Arap dünyasının, işgal devleti İsrail ile ilişkilerini bu denli ilerletmesi, yani bu normalleşme normal mi? Mevcut yönetimlere bakarak evet normal. Çünkü Arap Baharı sonrası birçok Arap ülkesi yönetimi ile İsrail’in bir hayli ortak kaygısı oluştu. Suudi Arabistanlı gazeteci Daham Anzi’nin söylediği gibi bu yönetimlerin birçoğu kendilerini İsrail ile aynı mevzide görüyorlar artık. İran, Hamas, Müslüman Kardeşler hatta dolaylı da olsa Türkiye ve Katar algıları söz konusu Arap yönetimleri ile İsrail’i birbirine yakınlaştırıyor. İsrail televizyonuna konuşan Suudi gazeteci Daham Anzi bu yakınlığı şöyle açıklıyor: “Netenyahu’nun, veliaht prens Muhammed bin Selman’a sahip çıkması oldukça önemli. Zaten Suudi Arabistan ile İsrail aynı mevzideler, İsrailliler, Türklerden de İranlılardan da Suudi Arabistan’a daha yakınlar.”
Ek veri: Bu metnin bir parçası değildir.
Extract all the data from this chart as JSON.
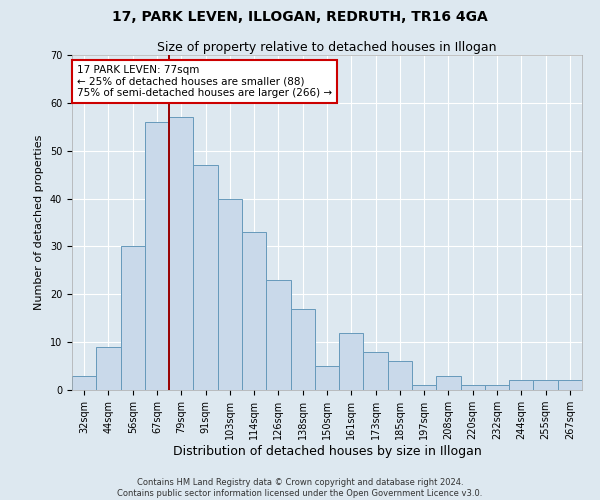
{
  "title": "17, PARK LEVEN, ILLOGAN, REDRUTH, TR16 4GA",
  "subtitle": "Size of property relative to detached houses in Illogan",
  "xlabel": "Distribution of detached houses by size in Illogan",
  "ylabel": "Number of detached properties",
  "categories": [
    "32sqm",
    "44sqm",
    "56sqm",
    "67sqm",
    "79sqm",
    "91sqm",
    "103sqm",
    "114sqm",
    "126sqm",
    "138sqm",
    "150sqm",
    "161sqm",
    "173sqm",
    "185sqm",
    "197sqm",
    "208sqm",
    "220sqm",
    "232sqm",
    "244sqm",
    "255sqm",
    "267sqm"
  ],
  "values": [
    3,
    9,
    30,
    56,
    57,
    47,
    40,
    33,
    23,
    17,
    5,
    12,
    8,
    6,
    1,
    3,
    1,
    1,
    2,
    2,
    2
  ],
  "bar_color": "#c9d9ea",
  "bar_edge_color": "#6699bb",
  "vline_x_idx": 3.5,
  "vline_color": "#990000",
  "annotation_text": "17 PARK LEVEN: 77sqm\n← 25% of detached houses are smaller (88)\n75% of semi-detached houses are larger (266) →",
  "annotation_box_facecolor": "#ffffff",
  "annotation_box_edgecolor": "#cc0000",
  "ylim": [
    0,
    70
  ],
  "yticks": [
    0,
    10,
    20,
    30,
    40,
    50,
    60,
    70
  ],
  "fig_facecolor": "#dde8f0",
  "axes_facecolor": "#dde8f0",
  "grid_color": "#ffffff",
  "title_fontsize": 10,
  "subtitle_fontsize": 9,
  "tick_fontsize": 7,
  "ylabel_fontsize": 8,
  "xlabel_fontsize": 9,
  "annotation_fontsize": 7.5,
  "footer_line1": "Contains HM Land Registry data © Crown copyright and database right 2024.",
  "footer_line2": "Contains public sector information licensed under the Open Government Licence v3.0.",
  "footer_fontsize": 6
}
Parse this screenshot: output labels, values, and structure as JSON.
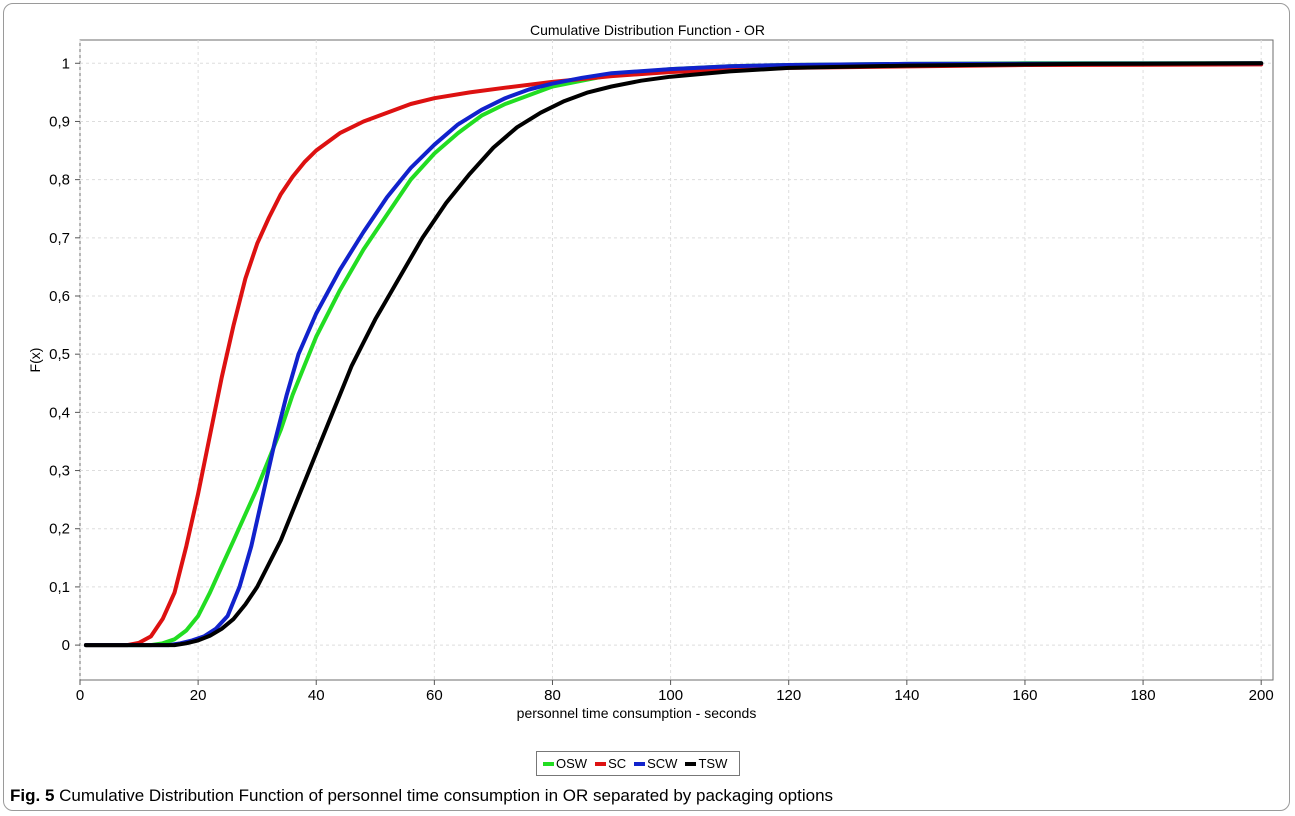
{
  "chart_data": {
    "type": "line",
    "title": "Cumulative Distribution Function - OR",
    "xlabel": "personnel time consumption - seconds",
    "ylabel": "F(x)",
    "xlim": [
      0,
      202
    ],
    "ylim": [
      -0.06,
      1.04
    ],
    "x_ticks": [
      "0",
      "20",
      "40",
      "60",
      "80",
      "100",
      "120",
      "140",
      "160",
      "180",
      "200"
    ],
    "y_ticks": [
      "0",
      "0,1",
      "0,2",
      "0,3",
      "0,4",
      "0,5",
      "0,6",
      "0,7",
      "0,8",
      "0,9",
      "1"
    ],
    "grid": true,
    "legend_position": "bottom-center",
    "series": [
      {
        "name": "OSW",
        "color": "#22dd22",
        "points": [
          [
            1,
            0
          ],
          [
            12,
            0
          ],
          [
            14,
            0.003
          ],
          [
            16,
            0.01
          ],
          [
            18,
            0.025
          ],
          [
            20,
            0.05
          ],
          [
            22,
            0.09
          ],
          [
            24,
            0.135
          ],
          [
            26,
            0.18
          ],
          [
            28,
            0.225
          ],
          [
            30,
            0.27
          ],
          [
            32,
            0.32
          ],
          [
            34,
            0.37
          ],
          [
            36,
            0.43
          ],
          [
            38,
            0.48
          ],
          [
            40,
            0.53
          ],
          [
            44,
            0.61
          ],
          [
            48,
            0.68
          ],
          [
            52,
            0.74
          ],
          [
            56,
            0.8
          ],
          [
            60,
            0.845
          ],
          [
            64,
            0.88
          ],
          [
            68,
            0.91
          ],
          [
            72,
            0.93
          ],
          [
            76,
            0.945
          ],
          [
            80,
            0.96
          ],
          [
            85,
            0.97
          ],
          [
            90,
            0.98
          ],
          [
            100,
            0.99
          ],
          [
            110,
            0.995
          ],
          [
            120,
            0.997
          ],
          [
            140,
            0.999
          ],
          [
            160,
            1.0
          ],
          [
            200,
            1.0
          ]
        ]
      },
      {
        "name": "SC",
        "color": "#dd1111",
        "points": [
          [
            1,
            0
          ],
          [
            8,
            0
          ],
          [
            10,
            0.004
          ],
          [
            12,
            0.015
          ],
          [
            14,
            0.045
          ],
          [
            16,
            0.09
          ],
          [
            18,
            0.17
          ],
          [
            20,
            0.26
          ],
          [
            22,
            0.36
          ],
          [
            24,
            0.46
          ],
          [
            26,
            0.55
          ],
          [
            28,
            0.63
          ],
          [
            30,
            0.69
          ],
          [
            32,
            0.735
          ],
          [
            34,
            0.775
          ],
          [
            36,
            0.805
          ],
          [
            38,
            0.83
          ],
          [
            40,
            0.85
          ],
          [
            44,
            0.88
          ],
          [
            48,
            0.9
          ],
          [
            52,
            0.915
          ],
          [
            56,
            0.93
          ],
          [
            60,
            0.94
          ],
          [
            66,
            0.95
          ],
          [
            72,
            0.958
          ],
          [
            80,
            0.968
          ],
          [
            90,
            0.978
          ],
          [
            100,
            0.985
          ],
          [
            120,
            0.992
          ],
          [
            160,
            0.997
          ],
          [
            200,
            0.998
          ]
        ]
      },
      {
        "name": "SCW",
        "color": "#1122cc",
        "points": [
          [
            1,
            0
          ],
          [
            15,
            0
          ],
          [
            17,
            0.003
          ],
          [
            19,
            0.008
          ],
          [
            21,
            0.015
          ],
          [
            23,
            0.028
          ],
          [
            25,
            0.05
          ],
          [
            27,
            0.1
          ],
          [
            29,
            0.17
          ],
          [
            31,
            0.26
          ],
          [
            33,
            0.35
          ],
          [
            35,
            0.43
          ],
          [
            37,
            0.5
          ],
          [
            40,
            0.57
          ],
          [
            44,
            0.645
          ],
          [
            48,
            0.71
          ],
          [
            52,
            0.77
          ],
          [
            56,
            0.82
          ],
          [
            60,
            0.86
          ],
          [
            64,
            0.895
          ],
          [
            68,
            0.92
          ],
          [
            72,
            0.94
          ],
          [
            76,
            0.955
          ],
          [
            80,
            0.965
          ],
          [
            85,
            0.975
          ],
          [
            90,
            0.983
          ],
          [
            100,
            0.99
          ],
          [
            110,
            0.995
          ],
          [
            120,
            0.997
          ],
          [
            140,
            0.999
          ],
          [
            200,
            1.0
          ]
        ]
      },
      {
        "name": "TSW",
        "color": "#000000",
        "points": [
          [
            1,
            0
          ],
          [
            16,
            0
          ],
          [
            18,
            0.003
          ],
          [
            20,
            0.008
          ],
          [
            22,
            0.016
          ],
          [
            24,
            0.028
          ],
          [
            26,
            0.045
          ],
          [
            28,
            0.07
          ],
          [
            30,
            0.1
          ],
          [
            32,
            0.14
          ],
          [
            34,
            0.18
          ],
          [
            36,
            0.23
          ],
          [
            38,
            0.28
          ],
          [
            40,
            0.33
          ],
          [
            42,
            0.38
          ],
          [
            44,
            0.43
          ],
          [
            46,
            0.48
          ],
          [
            48,
            0.52
          ],
          [
            50,
            0.56
          ],
          [
            54,
            0.63
          ],
          [
            58,
            0.7
          ],
          [
            62,
            0.76
          ],
          [
            66,
            0.81
          ],
          [
            70,
            0.855
          ],
          [
            74,
            0.89
          ],
          [
            78,
            0.915
          ],
          [
            82,
            0.935
          ],
          [
            86,
            0.95
          ],
          [
            90,
            0.96
          ],
          [
            95,
            0.97
          ],
          [
            100,
            0.977
          ],
          [
            110,
            0.986
          ],
          [
            120,
            0.992
          ],
          [
            140,
            0.996
          ],
          [
            170,
            0.999
          ],
          [
            200,
            1.0
          ]
        ]
      }
    ]
  },
  "caption": {
    "label": "Fig. 5",
    "text": " Cumulative Distribution Function of personnel time consumption in OR separated by packaging options"
  }
}
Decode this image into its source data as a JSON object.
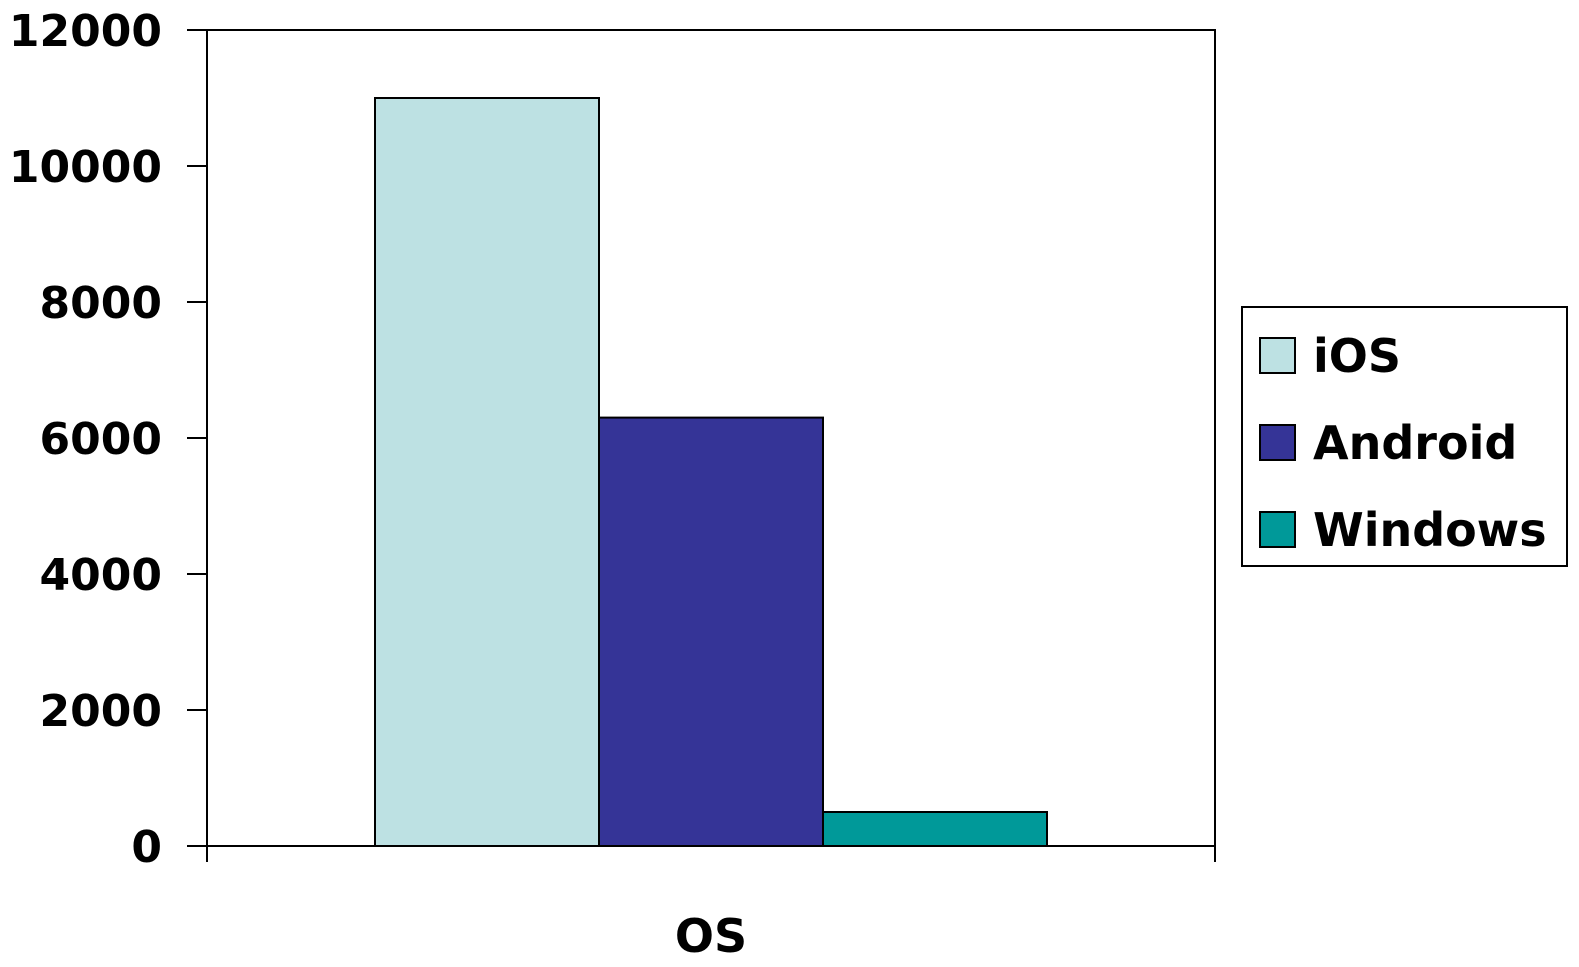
{
  "chart_data": {
    "type": "bar",
    "categories": [
      "OS"
    ],
    "series": [
      {
        "name": "iOS",
        "values": [
          11000
        ],
        "color": "#bde1e3"
      },
      {
        "name": "Android",
        "values": [
          6300
        ],
        "color": "#353497"
      },
      {
        "name": "Windows",
        "values": [
          500
        ],
        "color": "#009999"
      }
    ],
    "title": "",
    "xlabel": "",
    "ylabel": "",
    "ylim": [
      0,
      12000
    ],
    "yticks": [
      0,
      2000,
      4000,
      6000,
      8000,
      10000,
      12000
    ],
    "grid": false,
    "legend_position": "right"
  }
}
Bu ifadeler Suudlu gazetecinin kişisel görüşleri olarak görülebilir ancak bu görüşün yöneticiler nezdinde de önemli oranda kabul gören bir görüş olduğunu söylememiz gerekiyor. Arap Baharı sonrası ortaya çıkan konjonktür bir çok rejimi ABD ve İsrail’in kucağına biraz daha itti. ABD Başkanı Donald Turmp boşuna söylemiyor “Biz olmasak iki haftada yıkılırlar” diye.